Problemgruppen

Warum machen die Juden immer so viele Probleme? Denn das tun sie, wie es ein Offenbacher Schüler gerade wieder bewiesen hat, indem er sein Amt als Schülersprecher niedergelegte, nur weil andere Schüler ihn antisemitisch beschimpft und mit dem Tod bedroht haben (Jungle World 45/2014). Das war ihm zu viel, da musste er nicht nur direkt das Amt niederlegen, sondern dies auch noch pressewirksam tun, und das, obwohl der Stadtrat Felix Schwenke sich so sehr gewünscht hätte, dass er’s »dem Schul- oder dem Jugend- oder dem Integrationsdezernent (...) kommuniziert oder dem Ausländerbeiratsvorsitzenden oder wem auch immer«. Scheißegal halt, Hauptsache nicht der Presse, die das alles wieder nur benutzt, um Offenbach in ein ungünstiges Licht zu rücken und das Gerücht zu streuen, irgendwer dort könne antisemitische Einstellungen zeigen. What happens in Offenbach stays in Offenbach.

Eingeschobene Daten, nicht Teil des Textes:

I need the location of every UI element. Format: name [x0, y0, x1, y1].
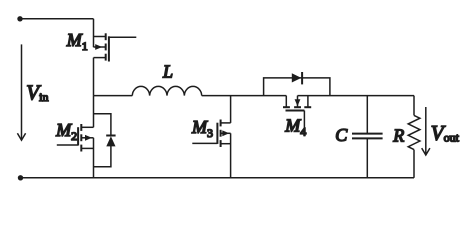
node: positive input terminal dot — [17, 16, 22, 21]
svg-text:L: L — [162, 61, 173, 81]
wire: M4 source to output node — [298, 95, 415, 97]
transistor M3 (low-side output MOSFET) — [192, 96, 230, 178]
svg-text:M3: M3 — [191, 117, 213, 140]
wire: resistor to bottom rail — [413, 150, 415, 178]
wire: inductor to M4 drain — [202, 95, 287, 97]
Vout arrow (output voltage polarity arrow) — [422, 107, 430, 155]
node: negative input terminal dot — [18, 175, 23, 180]
resistor R zigzag — [408, 115, 420, 149]
wire: bottom ground rail — [21, 177, 415, 179]
wire: output node down to resistor — [413, 96, 415, 116]
svg-text:M1: M1 — [66, 30, 88, 53]
svg-text:R: R — [392, 126, 404, 146]
capacitor C plates — [352, 134, 383, 139]
transistor M2 (low-side input MOSFET) — [57, 96, 94, 178]
transistor M1 (high-side input MOSFET) — [94, 19, 137, 96]
wire: top rail from input terminal to M1 drain — [20, 18, 94, 20]
capacitor C branch wires — [366, 96, 368, 134]
source Vin arrow (input voltage polarity arrow) — [17, 44, 25, 140]
svg-text:Vin: Vin — [26, 81, 48, 105]
diode D2 (body diode parallel to M2) — [94, 114, 116, 167]
svg-text:Vout: Vout — [431, 121, 460, 145]
svg-text:M2: M2 — [55, 120, 77, 143]
diode D4 (parallel diode over M4) — [264, 72, 330, 96]
svg-text:M4: M4 — [284, 116, 306, 139]
transistor M4 (high-side output MOSFET, horizontal) — [283, 96, 311, 137]
inductor L — [132, 86, 201, 95]
wire: switch node to inductor — [94, 95, 133, 97]
svg-text:C: C — [335, 125, 348, 145]
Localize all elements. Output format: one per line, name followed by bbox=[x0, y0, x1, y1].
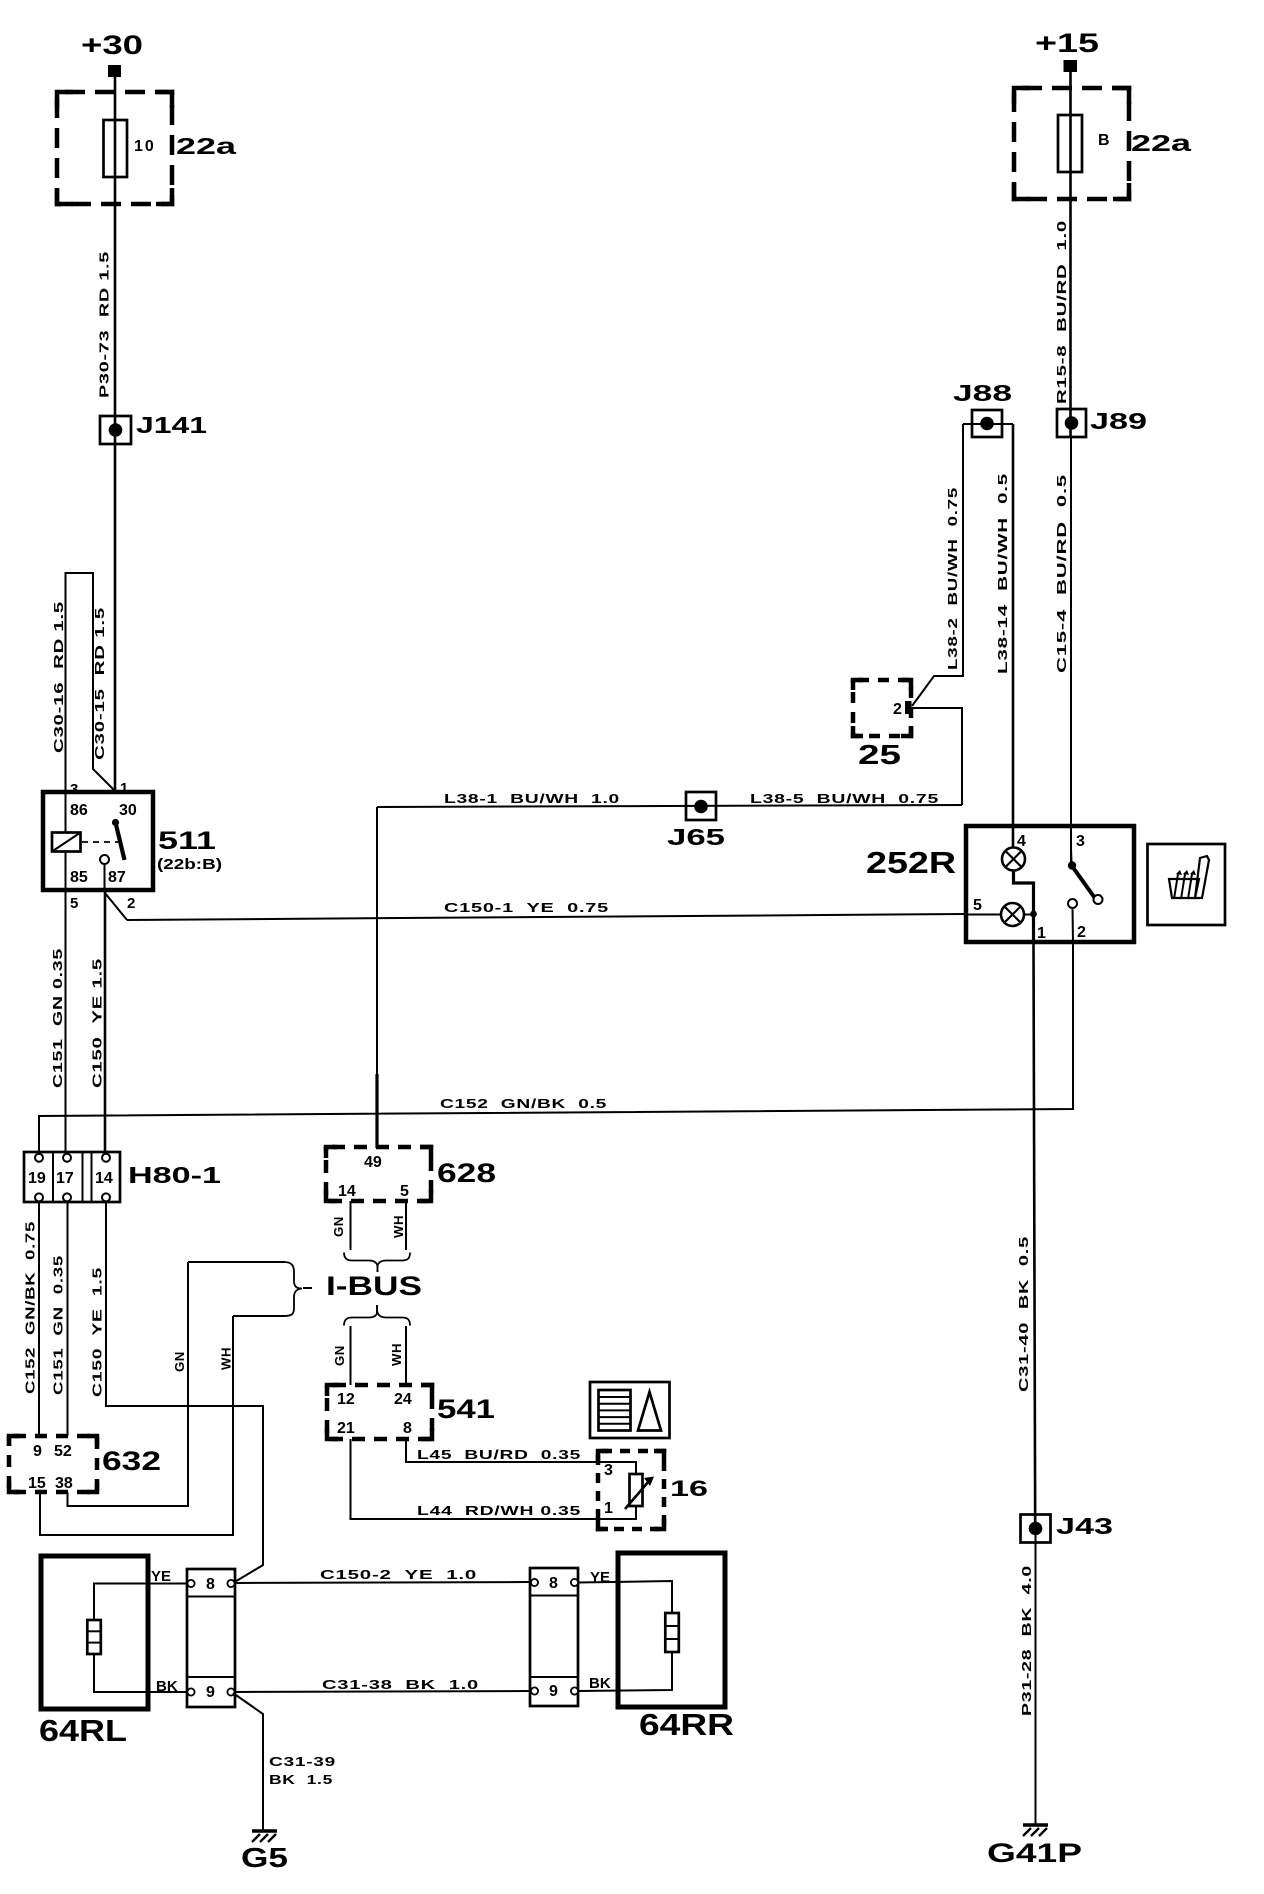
svg-text:5: 5 bbox=[70, 895, 78, 912]
wire C31-38 BK 1.0 bbox=[235, 1691, 530, 1692]
wire WH from 628 pin 5 bbox=[405, 1201, 407, 1250]
svg-text:P30-73 RD 1.5: P30-73 RD 1.5 bbox=[97, 251, 112, 398]
connector H80-1 bbox=[24, 1152, 120, 1202]
svg-text:WH: WH bbox=[391, 1215, 406, 1238]
wire L45 BU/RD 0.35 541 pin 8 to 16 pin 3 bbox=[406, 1439, 636, 1474]
connector 541 box bbox=[327, 1385, 432, 1439]
wire C150-2 YE 1.0 bbox=[235, 1582, 530, 1583]
svg-text:1: 1 bbox=[120, 780, 128, 797]
relay switch contact from pin 30 bbox=[100, 819, 125, 890]
wire C151 GN 0.35 H80-1 pin 17 to 632 pin 52 bbox=[67, 1202, 69, 1436]
svg-text:22a: 22a bbox=[1131, 130, 1191, 156]
svg-text:2: 2 bbox=[893, 701, 902, 718]
wire WH to 541 pin 24 bbox=[405, 1326, 407, 1385]
svg-text:15: 15 bbox=[28, 1475, 46, 1492]
wire P30-73 RD 1.5 from +30 through fuse to J141 bbox=[114, 77, 117, 416]
svg-text:3: 3 bbox=[604, 1462, 613, 1479]
svg-text:5: 5 bbox=[973, 897, 982, 914]
252R switch contact dot (pin 3) bbox=[1068, 848, 1076, 870]
seat connector right (pins 8/9) bbox=[530, 1568, 578, 1706]
wire 632 pin 38 to I-BUS GN bbox=[68, 1262, 189, 1506]
ground G5 bbox=[252, 1831, 277, 1842]
wire C31-40 BK 0.5 252R pin 1 to J43 bbox=[1034, 943, 1036, 1532]
svg-text:GN: GN bbox=[332, 1345, 347, 1366]
svg-text:8: 8 bbox=[549, 1575, 558, 1592]
svg-text:24: 24 bbox=[394, 1391, 412, 1408]
svg-text:I-BUS: I-BUS bbox=[326, 1271, 422, 1301]
svg-text:8: 8 bbox=[403, 1420, 412, 1437]
splice J43 bbox=[1021, 1515, 1051, 1543]
svg-text:252R: 252R bbox=[866, 845, 956, 880]
svg-text:L38-5 BU/WH 0.75: L38-5 BU/WH 0.75 bbox=[750, 791, 939, 806]
svg-text:C151 GN 0.35: C151 GN 0.35 bbox=[50, 948, 65, 1088]
svg-text:YE: YE bbox=[590, 1569, 610, 1586]
svg-text:C15-4 BU/RD 0.5: C15-4 BU/RD 0.5 bbox=[1054, 474, 1069, 673]
ground G41P bbox=[1023, 1825, 1048, 1836]
wire branch pin 87 to C150-1 bbox=[105, 893, 127, 920]
252R internal wire lamp to pin 1 bbox=[1014, 871, 1034, 915]
svg-text:C31-40 BK 0.5: C31-40 BK 0.5 bbox=[1016, 1236, 1031, 1392]
relay 511 box bbox=[43, 792, 153, 890]
wire GN from 628 pin 14 bbox=[350, 1201, 352, 1250]
svg-text:J43: J43 bbox=[1056, 1513, 1113, 1539]
svg-text:1: 1 bbox=[604, 1500, 613, 1517]
svg-text:G5: G5 bbox=[241, 1842, 288, 1873]
splice J89 bbox=[1057, 409, 1086, 437]
connector 632 box bbox=[9, 1436, 97, 1492]
temperature sensor icon box bbox=[590, 1382, 670, 1438]
svg-text:L44 RD/WH 0.35: L44 RD/WH 0.35 bbox=[417, 1503, 581, 1518]
svg-text:9: 9 bbox=[549, 1683, 558, 1700]
252R switch blade bbox=[1072, 866, 1095, 898]
svg-text:1: 1 bbox=[1037, 925, 1046, 942]
svg-text:C150-2 YE 1.0: C150-2 YE 1.0 bbox=[320, 1567, 477, 1582]
svg-text:87: 87 bbox=[108, 869, 126, 886]
fuse box 22a (right, fuse B) bbox=[1014, 88, 1129, 199]
variable resistor in 16 bbox=[625, 1474, 654, 1509]
svg-text:541: 541 bbox=[437, 1394, 495, 1424]
wire GN to 541 pin 12 bbox=[350, 1326, 352, 1385]
wire 25 pin 2 down to L38-5 bbox=[912, 708, 962, 805]
svg-text:J88: J88 bbox=[953, 380, 1012, 406]
svg-text:BK 1.5: BK 1.5 bbox=[269, 1772, 333, 1787]
I-BUS over-brace (541 pair) bbox=[344, 1313, 410, 1326]
svg-text:21: 21 bbox=[337, 1420, 355, 1437]
252R junction dot bbox=[1030, 911, 1037, 918]
svg-text:L38-1 BU/WH 1.0: L38-1 BU/WH 1.0 bbox=[444, 791, 620, 806]
svg-text:10: 10 bbox=[134, 138, 156, 155]
252R contact circle left (pin 2) bbox=[1068, 899, 1077, 908]
svg-text:C150 YE 1.5: C150 YE 1.5 bbox=[90, 958, 105, 1088]
wire C152 GN/BK 0.75 H80-1 pin 19 to 632 pin 9 bbox=[38, 1202, 40, 1436]
wire C151 GN 0.35 relay pin 85 to H80-1 pin 17 bbox=[65, 890, 67, 1153]
connector 628 box bbox=[326, 1147, 431, 1201]
252R pin 2 wire to box bottom bbox=[1072, 908, 1075, 943]
svg-text:9: 9 bbox=[33, 1443, 42, 1460]
svg-text:C30-15 RD 1.5: C30-15 RD 1.5 bbox=[92, 607, 107, 760]
svg-text:86: 86 bbox=[70, 802, 88, 819]
svg-text:632: 632 bbox=[102, 1446, 161, 1476]
svg-text:C152 GN/BK 0.5: C152 GN/BK 0.5 bbox=[440, 1096, 607, 1111]
64RL heating element bbox=[87, 1584, 186, 1693]
wire C150 YE 1.5 H80-1 pin 14 to seat connector 8 bbox=[106, 1202, 263, 1583]
svg-text:12: 12 bbox=[337, 1391, 355, 1408]
svg-text:38: 38 bbox=[55, 1475, 73, 1492]
wire C152 GN/BK 0.5 252R pin 2 to H80-1 pin 19 bbox=[39, 943, 1073, 1153]
heated seat element 64RR box bbox=[618, 1553, 725, 1707]
relay coil bbox=[52, 792, 81, 890]
I-BUS left brace bbox=[284, 1262, 302, 1316]
svg-text:52: 52 bbox=[54, 1443, 72, 1460]
svg-text:14: 14 bbox=[95, 1170, 113, 1187]
wire 632 pin 15 to I-BUS WH bbox=[40, 1316, 233, 1535]
I-BUS under-brace (628 pair) bbox=[344, 1253, 410, 1266]
svg-text:14: 14 bbox=[338, 1183, 356, 1200]
I-BUS tie dash upper bbox=[377, 1265, 379, 1272]
wire L44 RD/WH 0.35 541 pin 21 to 16 pin 1 bbox=[351, 1439, 637, 1519]
svg-text:L45 BU/RD 0.35: L45 BU/RD 0.35 bbox=[417, 1447, 581, 1462]
svg-text:64RL: 64RL bbox=[39, 1713, 127, 1748]
fuse element 10 bbox=[104, 120, 128, 177]
svg-text:J89: J89 bbox=[1090, 408, 1147, 434]
svg-text:64RR: 64RR bbox=[639, 1707, 734, 1742]
splice J141 bbox=[100, 416, 131, 444]
svg-text:85: 85 bbox=[70, 869, 88, 886]
252R pin 1 wire to box bottom bbox=[1032, 914, 1035, 943]
svg-text:WH: WH bbox=[389, 1343, 404, 1366]
svg-text:22a: 22a bbox=[176, 133, 236, 159]
svg-text:C30-16 RD 1.5: C30-16 RD 1.5 bbox=[51, 601, 66, 753]
svg-text:25: 25 bbox=[858, 739, 901, 770]
connector 25 box bbox=[853, 680, 911, 736]
svg-text:B: B bbox=[1098, 132, 1110, 149]
svg-text:L38-2 BU/WH 0.75: L38-2 BU/WH 0.75 bbox=[945, 487, 960, 670]
svg-text:J141: J141 bbox=[136, 412, 207, 438]
I-BUS left brace arms bbox=[188, 1262, 285, 1316]
252R indicator lamp upper bbox=[1002, 848, 1025, 871]
svg-text:+30: +30 bbox=[81, 30, 143, 60]
wire C15-4 BU/RD 0.5 J89 to 252R pin 3 bbox=[1070, 437, 1072, 862]
fuse box 22a (left, fuse 10) bbox=[57, 92, 172, 204]
wire C150 YE 1.5 relay pin 87 to H80-1 pin 14 bbox=[104, 890, 107, 1153]
svg-text:8: 8 bbox=[206, 1576, 215, 1593]
svg-text:G41P: G41P bbox=[987, 1838, 1082, 1868]
wire C150-1 YE 0.75 to 252R pin 5 bbox=[127, 914, 966, 920]
sensor 16 box bbox=[598, 1451, 664, 1529]
I-BUS tie dash lower bbox=[376, 1305, 378, 1313]
svg-text:9: 9 bbox=[206, 1684, 215, 1701]
svg-text:3: 3 bbox=[70, 781, 78, 798]
svg-text:49: 49 bbox=[364, 1154, 382, 1171]
seat connector left (pins 8/9) bbox=[187, 1569, 235, 1707]
I-BUS left brace tie dash bbox=[303, 1287, 312, 1289]
svg-text:L38-14 BU/WH 0.5: L38-14 BU/WH 0.5 bbox=[995, 473, 1010, 674]
svg-text:30: 30 bbox=[119, 802, 137, 819]
svg-text:P31-28 BK 4.0: P31-28 BK 4.0 bbox=[1019, 1565, 1034, 1716]
heated seat icon box bbox=[1148, 844, 1226, 925]
switch 252R box bbox=[966, 826, 1134, 942]
wire L38-1 BU/WH vertical to 628 pin 49 bbox=[376, 807, 378, 1074]
svg-text:GN: GN bbox=[172, 1351, 187, 1372]
relay coil-contact dashed link bbox=[82, 841, 118, 843]
splice J88 bbox=[963, 410, 1013, 437]
svg-text:16: 16 bbox=[670, 1476, 708, 1501]
wire L38-1 / L38-5 BU/WH horizontal run bbox=[377, 805, 962, 807]
252R contact circle right bbox=[1094, 895, 1103, 904]
wire RD 1.5 J141 to relay pin 1/30 bbox=[114, 444, 117, 792]
svg-text:C31-39: C31-39 bbox=[269, 1754, 336, 1769]
svg-text:C150-1 YE 0.75: C150-1 YE 0.75 bbox=[444, 900, 609, 915]
wire L38-2 BU/WH 0.75 J88 to 25 pin 2 bbox=[912, 424, 963, 706]
svg-text:J65: J65 bbox=[667, 824, 725, 850]
64RR heating element bbox=[578, 1581, 679, 1691]
wire R15-8 BU/RD 1.0 from +15 through fuse to J89 bbox=[1069, 72, 1072, 437]
wire P31-28 BK 4.0 J43 to G41P bbox=[1035, 1528, 1037, 1824]
252R indicator lamp lower (pin 5) bbox=[966, 903, 1034, 926]
splice J65 bbox=[686, 792, 716, 820]
node +15 terminal square bbox=[1064, 60, 1078, 72]
wire L38-14 BU/WH 0.5 J88 to 252R pin 4 bbox=[1012, 424, 1015, 848]
svg-text:R15-8 BU/RD 1.0: R15-8 BU/RD 1.0 bbox=[1054, 220, 1069, 404]
svg-text:C151 GN 0.35: C151 GN 0.35 bbox=[51, 1255, 66, 1395]
wire branch loop C30-16 / C30-15 to relay bbox=[66, 573, 115, 792]
node +30 terminal square bbox=[108, 65, 121, 77]
svg-text:+15: +15 bbox=[1035, 28, 1099, 58]
svg-text:C150 YE 1.5: C150 YE 1.5 bbox=[90, 1267, 105, 1397]
svg-text:GN: GN bbox=[331, 1216, 346, 1237]
svg-text:WH: WH bbox=[219, 1347, 234, 1370]
svg-text:2: 2 bbox=[127, 895, 135, 912]
heated seat element 64RL box bbox=[41, 1556, 148, 1709]
svg-text:3: 3 bbox=[1076, 833, 1085, 850]
svg-text:YE: YE bbox=[151, 1568, 171, 1585]
svg-text:BK: BK bbox=[156, 1678, 178, 1695]
25 pin 2 tick bbox=[905, 701, 912, 714]
svg-text:19: 19 bbox=[28, 1170, 46, 1187]
svg-text:628: 628 bbox=[437, 1158, 496, 1188]
fuse element B bbox=[1058, 115, 1082, 172]
wire C31-39 BK 1.5 to ground G5 bbox=[233, 1693, 263, 1830]
svg-text:17: 17 bbox=[56, 1170, 74, 1187]
svg-text:5: 5 bbox=[400, 1183, 409, 1200]
svg-text:C31-38 BK 1.0: C31-38 BK 1.0 bbox=[322, 1677, 479, 1692]
svg-text:BK: BK bbox=[589, 1675, 611, 1692]
svg-text:2: 2 bbox=[1077, 924, 1086, 941]
svg-text:511: 511 bbox=[158, 827, 216, 855]
svg-text:H80-1: H80-1 bbox=[128, 1162, 221, 1188]
svg-text:(22b:B): (22b:B) bbox=[157, 856, 222, 873]
svg-text:C152 GN/BK 0.75: C152 GN/BK 0.75 bbox=[23, 1221, 38, 1394]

Wobei die deutsche Presse genau weiß, welche Fragen sie in dieser Situation zu stellen hat. »Was macht eine solche Aussage mit Ihnen oder auch mit Offenbach?« sorgt sich die Frankfurter Neue Presse um Schwenke, und der beteuert, dass die Aussage des Schülers – jene nämlich, dass er die Mehrheit der muslimischen Schüler in Offenbach für derzeit nicht integrierbar halte – schlecht sei für das Zusammenleben der Menschen, besonders aber eben für Offenbach. Und er beklagt, dass eine solche Äußerung gemacht werde von einem, »der in Mühlheim zur Schule geht und in Mühlheim wohnt« –, wir wissen ja, welcher Bevölkerungsgruppe die Brunnenvergifterei halt einfach im Blut liegt. Obendrein gibt der grüne Bürgermeister Offenbachs, Peter Schneider, zu Protokoll, »noch nie von einem Antisemitismus-Problem unter muslimischen Jugendlichen gehört« zu haben. Und muss der das nicht wissen?
Die eingangs zitierte Frage über die Problemjuden hat übrigens ein Schüler meiner neunten Klasse formuliert, als es im Rahmen einer Unterrichtseinheit zu Religionen darum ging, Fragen zum Judentum aufzuschreiben und anonym einzureichen. Einem anderen Schüler lag die drängende Frage »Warum können die Juden nicht einfach alle sterben?« besonders am Herzen. Nun glaube ich Schwenke, dass der Antisemitismus in Offenbach nicht größer ist als anderswo in Deutschland. Und dass anti­semitische muslimische Jugendliche nicht integrierbar seien, ist auch Quatsch. Das einzige, was an ihrem Antisemitismus nicht integrierbar ist, ist die Offenheit, mit der er geäußert wird. Und ich glaube ja, dass, solange ein Mensch überhaupt noch denken will, man ihm erklären können müsste, warum er falsch denkt. Eine Voraussetzung dafür ist aber, dass man über bessere Diskussionsstrategien verfügt als Ohrenzuhalten und laut vor sich hin Summen. Die andere ist, dass man nicht heimlich das Gleiche denkt.